February 2025 Sees Monthly Increase in U.S. Foreclosure Activity Across the Nation
Foreclosure Activity Rises in February 2025
In the latest U.S. Foreclosure Market Report released by ATTOM, the month of February 2025 has shown some noteworthy developments in foreclosure activity across the U.S. According to the data presented, a total of 32,383 properties experienced foreclosure filings that month, representing a 5 percent increase from January, although this figure shows a 1.7 percent decrease compared to the same month last year.
Analysis of Foreclosure Trends
Rob Barber, CEO of ATTOM, remarked on these findings, stating, "February's rise in foreclosure filings suggests evolving market pressures. While some increase may reflect seasonal trends, the uptick in foreclosure starts — both monthly and annually — points to potential shifts in the market. We will keep an eye on the economic factors that will influence future foreclosure activity."
Interestingly, despite the increase in foreclosure starts, the number of completed foreclosures (REOs) went down to 3,031 properties in February, marking a nearly 11 percent drop from the same time last year. This decline in completions is consistent with the downward trend noted in 12 out of the last 13 months.
States such as New York and South Carolina saw significant annual declines in REOs, with drops of 49 percent and 44 percent, respectively. Other states that recorded substantial decreases included New Jersey, Pennsylvania, and Ohio. This suggests that while initiation of foreclosure processes has become more frequent, the actual completion of these processes remains low, indicating a possible shift towards more leniency in handling foreclosures.
Regional Analysis
Among the largest metropolitan statistical areas with substantial populations, the cities witnessing the highest numbers of REOs included Chicago, IL (154), Houston, TX (101), St. Louis, MO (91), Detroit, MI (87), and Philadelphia, PA (78).
At the state level, the highest foreclosure rates were notable in Delaware, where one in every 2,278 housing units faced a foreclosure filing, followed closely by Illinois and Nevada. MSA areas suffering the most from foreclosure filings included Modesto, CA and Lakeland, FL, drawing attention to regions that may be under financial pressure or experiencing higher rates of mortgage delinquency.
Foreclosure Starts Increase
In contrast to the decline in REO completions, foreclosure starts saw an uptick, with 22,730 properties entering the foreclosure process in February, an 8 percent increase from January and a 1 percent increase year over year.
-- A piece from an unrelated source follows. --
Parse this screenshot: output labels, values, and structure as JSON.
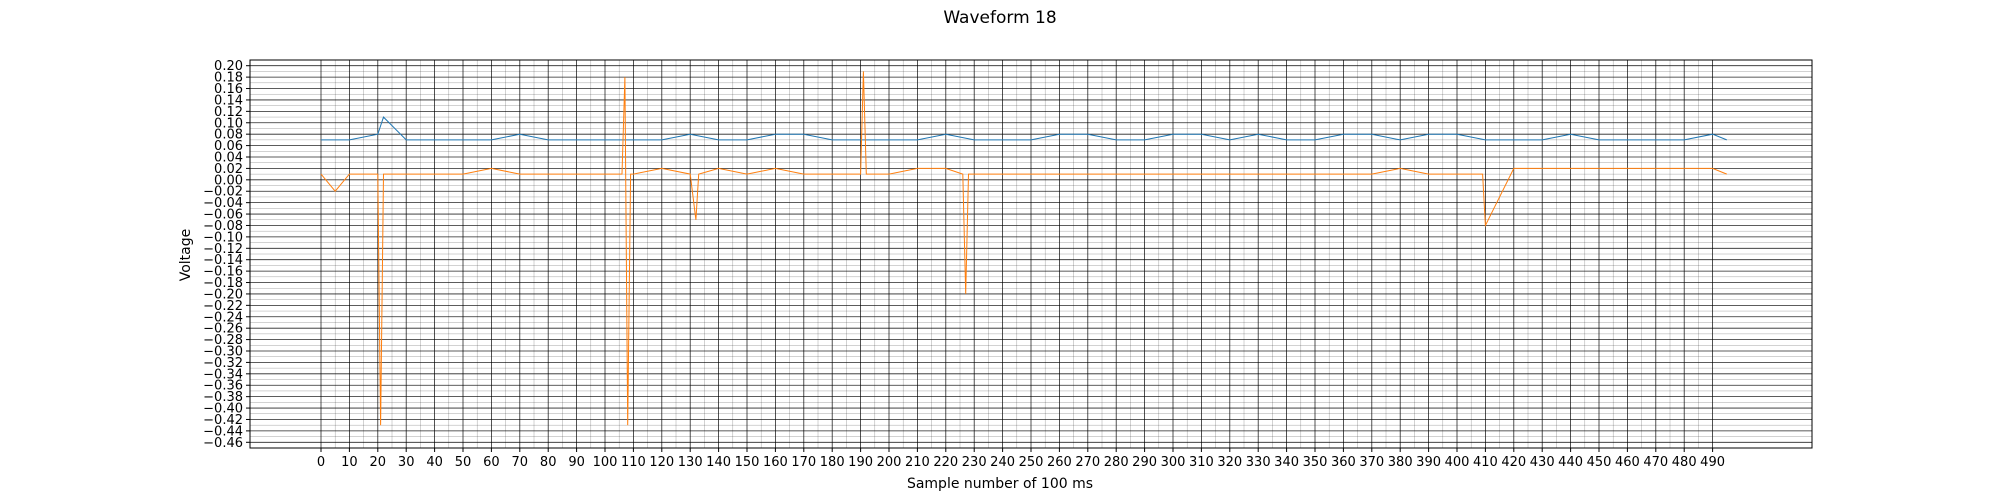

Notable states showing significant monthly increases in foreclosure starts included New Jersey (up 78 percent), Colorado (up 58 percent), and Iowa (up 57 percent).
Main metropolitan areas such as New York, NY (with 1,387 foreclosure starts), Chicago, IL (1,367), and Houston, TX (1,050) continued to be at the forefront of foreclosures initiated in February.
Understanding the Data
The ATTOM report methodology involves collecting property data from over 3,000 counties nationwide, representing more than 99 percent of the U.S. population. The report includes various types of foreclosure filings such as Notices of Default (NOD), Notice of Trustee Sale, and properties that have been foreclosed and seized by banks (REO). This comprehensive approach provides a clearer picture of the foreclosure landscape across the country.
With such contrasting data trends between increases in filings and decreased completions, stakeholders, investors, and economists alike are left to navigate through these changing dynamics of the U.S. housing market, making adjustments accordingly as they observe the unfolding patterns in mortgage and foreclosure activities.
As ATTOM continues to gather data, the insights extracted from these reports will remain crucial for understanding local and national housing market trends that could impact future economic conditions. The ongoing data analytics and property insights provided by ATTOM reflect its commitment to enhancing transparency and accessibility in real estate information.